I think it's nearly impossible to say until it happens, what you would do. It all depends on how strong the feelings are for the other person and what state the relationship is in.


----------



## DymondButterfly (Apr 5, 2007)

My fiance and I say the same thing and tell each other this all the time. We talk about how after we die the children will look up to the sky and see us there in the stars..together forever. Yeah, sappy, huh?  /emoticons/[email protected] 2x" width="20" height="20" />

But this all came after I was in a situation very similar to the basis of this thread. I was in a relationship with a man that I loved. I honestly loved him. Then one day at work I spotted this man. It was a connection like I've never had with another human being ever. I knew he was my soul mate, and even though I was in relationship I knew I had to pursue my instincts about this new man. And now we are engaged and trying to have children. It's amazing!
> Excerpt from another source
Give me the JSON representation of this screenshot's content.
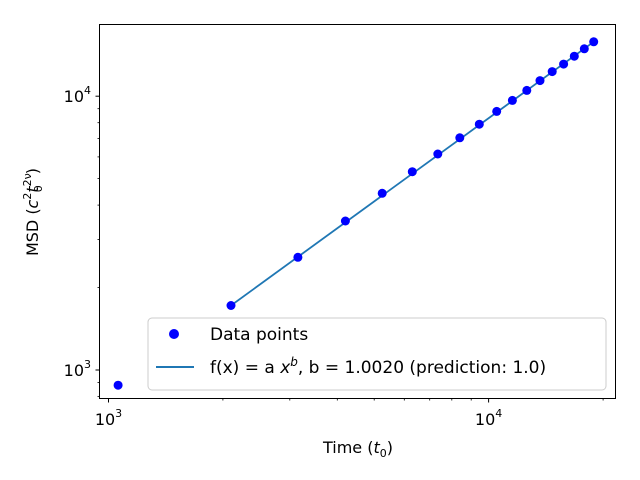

But of course this was the biggest moral dilemma I've ever faced in my life. On one side I had the voice of society saying, "Your boyfriend takes care of you, he loves you, you've been together for three years, you need to do the right thing and stay." On the other side I had my instincts telling me this new guy was my soul mate, I couldn't let him get away. In the end I told my current boyfriend that I had been seeing someone else (even though it was only for lunch twice and dinner once and the other guy knew about my boyfriend). I definitely wouldn't date two men at the same time, I just couldn't do that. But I felt a connection with the new guy that I couldn't give up either.

Gosh, even just typing it is hard to get it out. It was a difficult situation. In the end I think those who say they wouldn't know until it happened to them are right on the money. I never thought I'd be faced with this dilemma myself. I always believed I'd never do something like this, but you can really only make the decision that is right for you at the time.


----------



## pinkbundles (Apr 5, 2007)

Thank you for your honest and compelling answer.  /emoticons/[email protected] 2x" width="20" height="20" />


----------



## Sparko (Apr 26, 2007)

i chose Stay, because my hubby and i have had some real rough times already, and i've let it cross my mind that i've got some really great guys at hand that wouldn't put me through that particular problem but... that's just not the point. if we were just dating, that'd be one thing, but i married him, promising him that i would do everything in my power to stay with him and make things work. i mean, there's a reason we're together, and that's because we know we can work through the tough spots and bask in good ones ^.^

i will admit though, i've cheated a few times in the past, and usually waited to break up with the guy. i know it was wrong, but that's just how it happened. but it was always at the point where i just didn't care and the relationship was down to nothing anyways. that's not an excuse i know, but, in the past that's what my answer was. i know i'd never do that to my hubby though, EVER. it's different between us ^.^


----------



## empericalbeauty (Apr 26, 2007)

I would stay because i know it is just a phase and we are all stirred by unfamiliar things. So after being with my bf for a long time, i might be going through a "maybe i should try something new"..phase but I know that will pass because in the end, only my bf understands me intimately.


----------



## kaylin_marie (Apr 26, 2007)

*my answer is based on my relationship, with my fiance, i can see how it would be different in a non-super-serious relationship*

I would stay. It would more than likely be a bad decision to leave someone you know and love for something new that could possibly completly crash and burn. And cheating is never an option.


----------



## xEdenx (Apr 26, 2007)

I said leave. I have this bad habit of getting bored easily..so i bounce! but my b/f now has kept me entertained and holds the current record of 5 consequetive months LOL!


----------



## Sarah84 (Apr 27, 2007)

ditto, i deffo wouldnt cheat


----------



## mehrunissa (Apr 27, 2007)

I know I wouldn't cheat, and I think it's very rare that relationships that start out with a breakup/divorce from a previous one actually work out. But if the original relationship is good, I know for sure that if I felt an inkling of something for someone else, I'd run the other way. I don't understand people who ignore those budding feelings, let them develop, and then don't know what to do when it's too late, feeling like victims/martyrs.


----------



## Lila (May 1, 2007)

I would just decide on taking a "break" from my relationship so I can clear my head and decide what I really want.


----------



## maple (May 7, 2007)

I'd stay, because honestly.. I love him so much.


----------



## Kookie-for-COCO (May 13, 2007)

Stay-but have a sit down chat with S.O. and tell him that you feel drawn to this other person. Something is wrong if you are involved but still looking. Straighten it out!


----------